Czy dobrze robię? W końcu...uderzył mnie specjalnie. No dobra! Usprawiedliwia go to, że nie wiedział, że tak mocno rzucił piłką.
- Dziękuję! - uśmiechnął się zadowolony i mocno mnie przytulił. 
Po lekcjach Justin odwiózł mnie do domu i sam pojechał do siebie. 
- Chryste Lola! Z kim się biłaś? - krzyknęła mama, gdy tylko weszłam do domu. 
- Mamo! Z nikim się nie biłam - zaśmiałam się.  - Dostałam piłką do kosza na wf
- Ktoś to chociaż obejrzał? - spytała przyglądając się mojej opuchliźnie pod okiem, pod każdym kątem.  
- Tak. Justin był ze mną u pielęgniarki 
- Jak to dobrze, że masz tego Justina - uśmiechnęła się ciepło. 
Tak! Faktycznie DOBRZE go mieć. Zironizowałam. 
- Tsa...to ja idę do siebie - uśmiechnęłam się blado i poszłam do siebie na górę. 

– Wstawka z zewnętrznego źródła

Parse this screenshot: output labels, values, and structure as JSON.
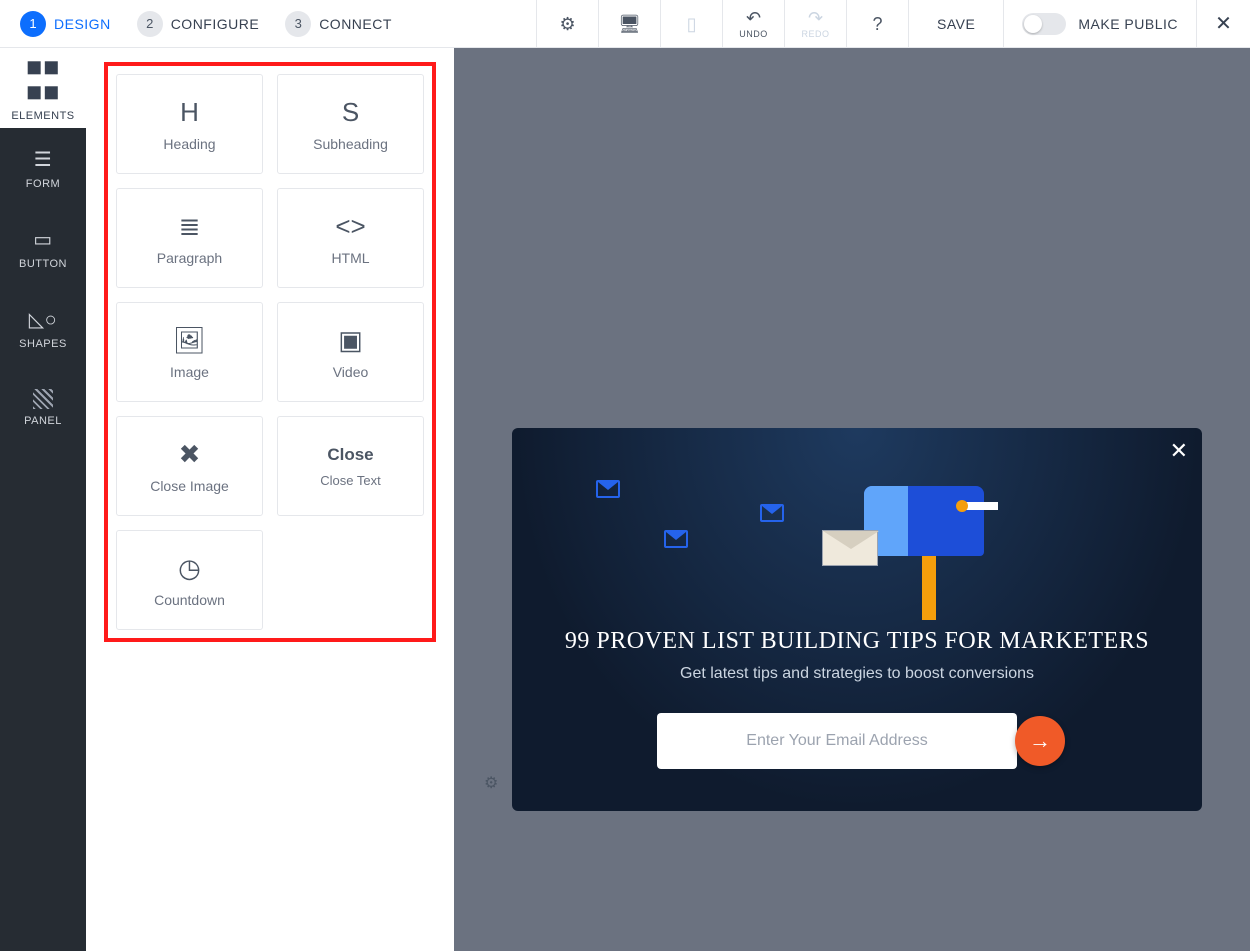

Wbiegłam szybko na górę i od razu spojrzałam do lusterka. O cholera! Wyglądam jak fajterka. Zaśmiałam się do siebie w lustrze, po czym poszłam do szafy i przebrałam się w dresy. Usiadłam przy komputerze i sprawdziłam wszystkie portale społecznościowe. Wahałam się czy nie napisać do Kim, ale jednak zdecydowałam, że tego nie zrobię. Następnie wzięłam się za powtarzanie historii, której kompletnie nie rozumiem. Nie ma to jak sprawdzian przed samymi feriami. W końcu byłam całkiem pochłonięta historią. Kim...ona ją zawsze rozumiała i pomagała mi się uczyć, a teraz zostałam z tym sama. Nagle ktoś zapukał do moich drzwi. Justin. To była moja pierwsza myśl. 
- Proszę - odchrząknęłam i wyjrzałam zza książek. 
- Kim? - zakrztusiłam się własną śliną. 
- H-hej - uśmiechnęła się nieśmiało. 
- O co chodzi? - spytałam, zachęcając ją do wejścia głębiej. 
Dziewczyna nerwowo zagryzła dolną wargę i spuściła wzrok w dół. 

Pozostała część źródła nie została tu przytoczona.